Euronews : une crise identitaire dangereuse ?

Euronews : une crise identitaire dangereuse ?

Depuis quelques semaines, la chaîne d’informations Euronews connaît des rebondissements décisifs et historiques. Alors que la direction négociait son plan de sauvegarde de l’emploi avec les syndicats, mais aussi l’arrivée au capital de NBC News, une partie de la rédaction s’est lancée dans un mouvement social qui pourrait avoir

Cette semaine, le vote électronique d’une motion de défiance était organisé, sans l’appui des  principaux syndicats. Sur plus de 800 salariés recensés , plus de 430 inscrits, parfois malgré eux,  291 votants, répondant à la question "Faites-vous confiance à la direction ?". Ainsi, au final , 205 personnes ont voté "non", 34 "oui" et les 52 autres ne se sont pas prononcés.

Parmi les contestataires bien sûr, les victimes du PSE validé par les syndicats sauf FO, comme les Ukrainiens qui voient leur département fermer et leurs emplois supprimés ou bien les Iraniens et les Arabes qui ont peur de perdre de la visibilité à l’antenne.

 

A contrario, un contre-mouvement s’est créé à la rédaction d’Euronews, avec la manifestation de près d’une centaine de salariés jeudi, dénonçant la dangerosité de la grève pour les deals négociés en ce moment par la chaîne.

Journalistes divisés, grévistes en pleine crise identitaire, la situation est particulièrement plus complexe qu’il n’ y parait .

 

Next, l’objet de tous les espoirs et de toutes les peurs

Car Euronews est à un carrefour.
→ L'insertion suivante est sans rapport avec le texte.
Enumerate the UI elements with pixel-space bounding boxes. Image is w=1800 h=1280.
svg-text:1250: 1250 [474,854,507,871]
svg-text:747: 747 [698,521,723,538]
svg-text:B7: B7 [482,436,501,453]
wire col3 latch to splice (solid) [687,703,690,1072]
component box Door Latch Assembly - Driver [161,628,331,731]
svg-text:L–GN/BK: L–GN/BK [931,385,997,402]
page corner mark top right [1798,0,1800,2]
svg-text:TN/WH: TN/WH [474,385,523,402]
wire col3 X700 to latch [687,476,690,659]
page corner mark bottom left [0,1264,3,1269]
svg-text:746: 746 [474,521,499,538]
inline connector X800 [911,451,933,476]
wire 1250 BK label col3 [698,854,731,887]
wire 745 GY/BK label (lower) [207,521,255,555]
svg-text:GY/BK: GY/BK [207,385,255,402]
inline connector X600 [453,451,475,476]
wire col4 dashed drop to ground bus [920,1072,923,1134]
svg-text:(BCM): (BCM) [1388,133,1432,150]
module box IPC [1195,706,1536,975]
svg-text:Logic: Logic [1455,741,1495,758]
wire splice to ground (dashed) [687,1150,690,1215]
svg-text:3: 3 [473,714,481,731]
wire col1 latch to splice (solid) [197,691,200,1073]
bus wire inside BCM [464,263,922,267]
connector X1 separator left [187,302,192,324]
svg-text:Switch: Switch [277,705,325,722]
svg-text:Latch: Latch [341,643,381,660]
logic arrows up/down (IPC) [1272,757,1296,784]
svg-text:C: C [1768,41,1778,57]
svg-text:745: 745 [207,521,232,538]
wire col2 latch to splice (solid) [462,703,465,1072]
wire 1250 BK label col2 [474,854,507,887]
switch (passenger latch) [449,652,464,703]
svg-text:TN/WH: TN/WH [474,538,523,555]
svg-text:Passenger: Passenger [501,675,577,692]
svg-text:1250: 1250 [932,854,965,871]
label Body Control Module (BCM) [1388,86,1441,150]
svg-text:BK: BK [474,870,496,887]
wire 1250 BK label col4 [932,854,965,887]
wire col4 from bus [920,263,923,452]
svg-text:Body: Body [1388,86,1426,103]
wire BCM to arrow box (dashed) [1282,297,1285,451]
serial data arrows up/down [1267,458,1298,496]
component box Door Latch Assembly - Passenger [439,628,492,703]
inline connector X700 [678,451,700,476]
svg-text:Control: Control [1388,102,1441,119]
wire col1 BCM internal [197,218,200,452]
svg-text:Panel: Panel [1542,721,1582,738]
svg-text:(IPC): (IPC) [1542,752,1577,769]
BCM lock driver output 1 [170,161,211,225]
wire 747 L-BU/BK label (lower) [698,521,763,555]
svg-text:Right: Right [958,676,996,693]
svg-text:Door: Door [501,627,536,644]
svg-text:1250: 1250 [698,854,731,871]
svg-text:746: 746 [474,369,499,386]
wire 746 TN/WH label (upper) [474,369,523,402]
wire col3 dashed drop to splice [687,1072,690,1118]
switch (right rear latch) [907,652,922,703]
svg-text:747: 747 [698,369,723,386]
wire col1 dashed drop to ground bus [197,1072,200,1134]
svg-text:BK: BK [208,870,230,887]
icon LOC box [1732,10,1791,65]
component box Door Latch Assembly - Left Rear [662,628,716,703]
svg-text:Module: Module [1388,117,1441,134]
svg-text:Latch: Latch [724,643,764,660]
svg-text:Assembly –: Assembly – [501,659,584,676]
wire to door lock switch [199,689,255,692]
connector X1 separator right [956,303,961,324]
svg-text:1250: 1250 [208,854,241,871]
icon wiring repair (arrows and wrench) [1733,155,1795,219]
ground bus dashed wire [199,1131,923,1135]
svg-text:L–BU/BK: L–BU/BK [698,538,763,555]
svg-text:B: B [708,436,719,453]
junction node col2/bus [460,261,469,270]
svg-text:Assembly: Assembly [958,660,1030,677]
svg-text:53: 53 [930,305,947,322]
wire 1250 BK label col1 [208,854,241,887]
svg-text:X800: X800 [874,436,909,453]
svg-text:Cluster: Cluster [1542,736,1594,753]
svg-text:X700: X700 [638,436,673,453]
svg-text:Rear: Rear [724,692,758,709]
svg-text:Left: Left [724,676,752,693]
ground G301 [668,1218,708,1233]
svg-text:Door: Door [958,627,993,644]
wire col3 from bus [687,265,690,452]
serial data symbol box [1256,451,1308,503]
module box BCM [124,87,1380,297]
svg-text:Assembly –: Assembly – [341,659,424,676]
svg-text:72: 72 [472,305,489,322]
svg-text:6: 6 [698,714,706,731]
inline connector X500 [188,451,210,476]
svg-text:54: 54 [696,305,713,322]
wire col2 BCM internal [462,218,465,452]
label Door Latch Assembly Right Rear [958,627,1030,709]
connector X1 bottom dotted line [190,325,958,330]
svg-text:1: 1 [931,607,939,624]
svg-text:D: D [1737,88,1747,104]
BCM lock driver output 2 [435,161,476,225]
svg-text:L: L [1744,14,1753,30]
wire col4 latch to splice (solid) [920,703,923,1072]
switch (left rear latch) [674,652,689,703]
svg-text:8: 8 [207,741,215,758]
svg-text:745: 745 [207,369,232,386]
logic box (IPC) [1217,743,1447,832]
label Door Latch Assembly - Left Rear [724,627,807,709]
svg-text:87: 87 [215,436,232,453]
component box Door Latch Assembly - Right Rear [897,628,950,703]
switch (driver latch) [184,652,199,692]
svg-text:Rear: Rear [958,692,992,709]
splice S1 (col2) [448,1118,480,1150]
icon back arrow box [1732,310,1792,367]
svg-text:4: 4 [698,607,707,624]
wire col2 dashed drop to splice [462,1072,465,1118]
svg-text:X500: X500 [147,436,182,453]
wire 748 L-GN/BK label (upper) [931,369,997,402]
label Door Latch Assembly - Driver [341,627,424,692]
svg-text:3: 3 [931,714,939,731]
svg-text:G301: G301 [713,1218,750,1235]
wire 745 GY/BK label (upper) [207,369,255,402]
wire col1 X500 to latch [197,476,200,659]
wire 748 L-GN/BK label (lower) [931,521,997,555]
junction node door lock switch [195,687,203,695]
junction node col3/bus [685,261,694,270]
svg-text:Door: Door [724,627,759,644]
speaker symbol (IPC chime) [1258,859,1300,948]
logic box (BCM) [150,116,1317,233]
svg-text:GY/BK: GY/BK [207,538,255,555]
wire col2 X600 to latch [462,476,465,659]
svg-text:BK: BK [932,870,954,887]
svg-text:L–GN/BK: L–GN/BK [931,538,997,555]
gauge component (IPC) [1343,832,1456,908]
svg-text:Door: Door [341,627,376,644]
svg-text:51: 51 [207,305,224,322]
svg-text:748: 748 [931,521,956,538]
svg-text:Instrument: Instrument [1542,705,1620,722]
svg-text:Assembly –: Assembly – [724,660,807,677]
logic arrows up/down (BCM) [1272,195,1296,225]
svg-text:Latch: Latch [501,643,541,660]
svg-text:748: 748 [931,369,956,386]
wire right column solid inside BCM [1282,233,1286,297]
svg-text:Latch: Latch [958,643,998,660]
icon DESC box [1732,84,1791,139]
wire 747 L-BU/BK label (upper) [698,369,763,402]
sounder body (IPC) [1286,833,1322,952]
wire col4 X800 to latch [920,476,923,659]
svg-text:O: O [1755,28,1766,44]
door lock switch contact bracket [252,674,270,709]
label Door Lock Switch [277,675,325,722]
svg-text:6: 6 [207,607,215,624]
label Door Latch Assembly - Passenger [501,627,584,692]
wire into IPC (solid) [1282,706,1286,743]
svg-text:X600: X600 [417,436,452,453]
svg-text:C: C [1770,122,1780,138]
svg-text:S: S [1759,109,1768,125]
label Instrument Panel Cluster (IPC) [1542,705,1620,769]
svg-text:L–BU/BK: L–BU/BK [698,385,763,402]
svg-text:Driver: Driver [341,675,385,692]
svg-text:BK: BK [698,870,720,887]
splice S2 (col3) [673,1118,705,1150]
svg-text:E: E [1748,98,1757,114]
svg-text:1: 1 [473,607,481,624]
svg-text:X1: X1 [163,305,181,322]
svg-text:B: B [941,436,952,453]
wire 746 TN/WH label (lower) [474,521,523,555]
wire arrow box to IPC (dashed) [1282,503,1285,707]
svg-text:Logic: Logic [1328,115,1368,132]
Entre 2003 et 2012, une stratégie d’expansion a permis la création de nombreuses langues financées. Un cercle vertueux qui a dynamisé l’emploi et conduit au déménagement d’Ecully à la Confluence. Mais qui arrive à son terme.

Aujourd’hui, la situation est devenue plus complexe. Pour Euronews, mais aussi pour tous ses concurrents qui baissent leurs effectifs de 30 à 40% comme BBC World ou Al-Jazeera. Le marché publicitaire décline, l’offre digitale dévore tout sur son passage, les coûts augmentent…

 

Michael Peters, président du directoire d’Euronews, conscient de cette situation s’était alors lancé dès 2011 dans une croisade : convaincre tous les actionnaires qu’il fallait changer la façon de faire à Euronews, qui devait s’ouvrir au reste du monde qui aime et idéalise tant l’Europe. D’où l’arrivée en 2015 d’un actionnaire majoritaire égyptien, Naguib Sawiris, et la promesse de lancer Euronews Next, un grand chamboulement pour la rédaction et le contenu éditorial de la chaîne. Davantage de digital, de plateaux, des horaires de travail différents… pour être "en adéquation avec la chronologie de consommation de l'information", avait indiqué Michael Peters lors de la présentation de Next.

 

Autant de paramètres qui font qu’une partie de la rédaction a pris peur. Peur de perdre à jamais l’ambiance familiale qui régnait à Ecully avant le déménagement. Peur que l’ADN européen n’explose. Peur d’un avenir commercial pour leur chaîne. "Que restera-t-il de la vision originelle si Euronews devient une antenne de NBC en Europe", questionne Force Ouvrière, le seul syndicat à soutenir les craintes des frondeurs. Selon eux, Next est "rempli d’improvisation et d’amateurisme". C’est pourquoi certains  ont directement contacté NBC News pour les dissuader d’investir dans ce projet que les Américains avaient pourtant trouvé intéressant  au point de le soutenir. La commission européenne, premier partenaire historique d’Euronews, a également été convaincue par Euronews Next .

 

"Ce genre de pratiques nous scandalise. Car ce ne serait plus quelques emplois supprimés mais potentiellement la fermeture de l’entreprise, ce que nous n’acceptons pas", déclare le collectif de salariés Not in my name, créé pour contrer le mouvement initial.

Car si Next ne se fait pas, Euronews pourrait être obligée à terme de faire comme les autres : licencier 20 à 40% du personnel. Voire de mettre la clé sous la porte si NBC ou la Commission européenne se retiraient de l’aventure.

 

C’est dans ce contexte très serré que la direction d’Euronews continue de négocier avec NBC News. L’actualité sociale ne réjouit pas les Américains. Autant dire que le conseil de surveillance du 16 décembre risque d’être électrique, certains actionnaires devraient faire part de leur agacement et réclamer de la fermeté vis-à-vis de ceux qui mettent à mal l’avenir de leur chaîne.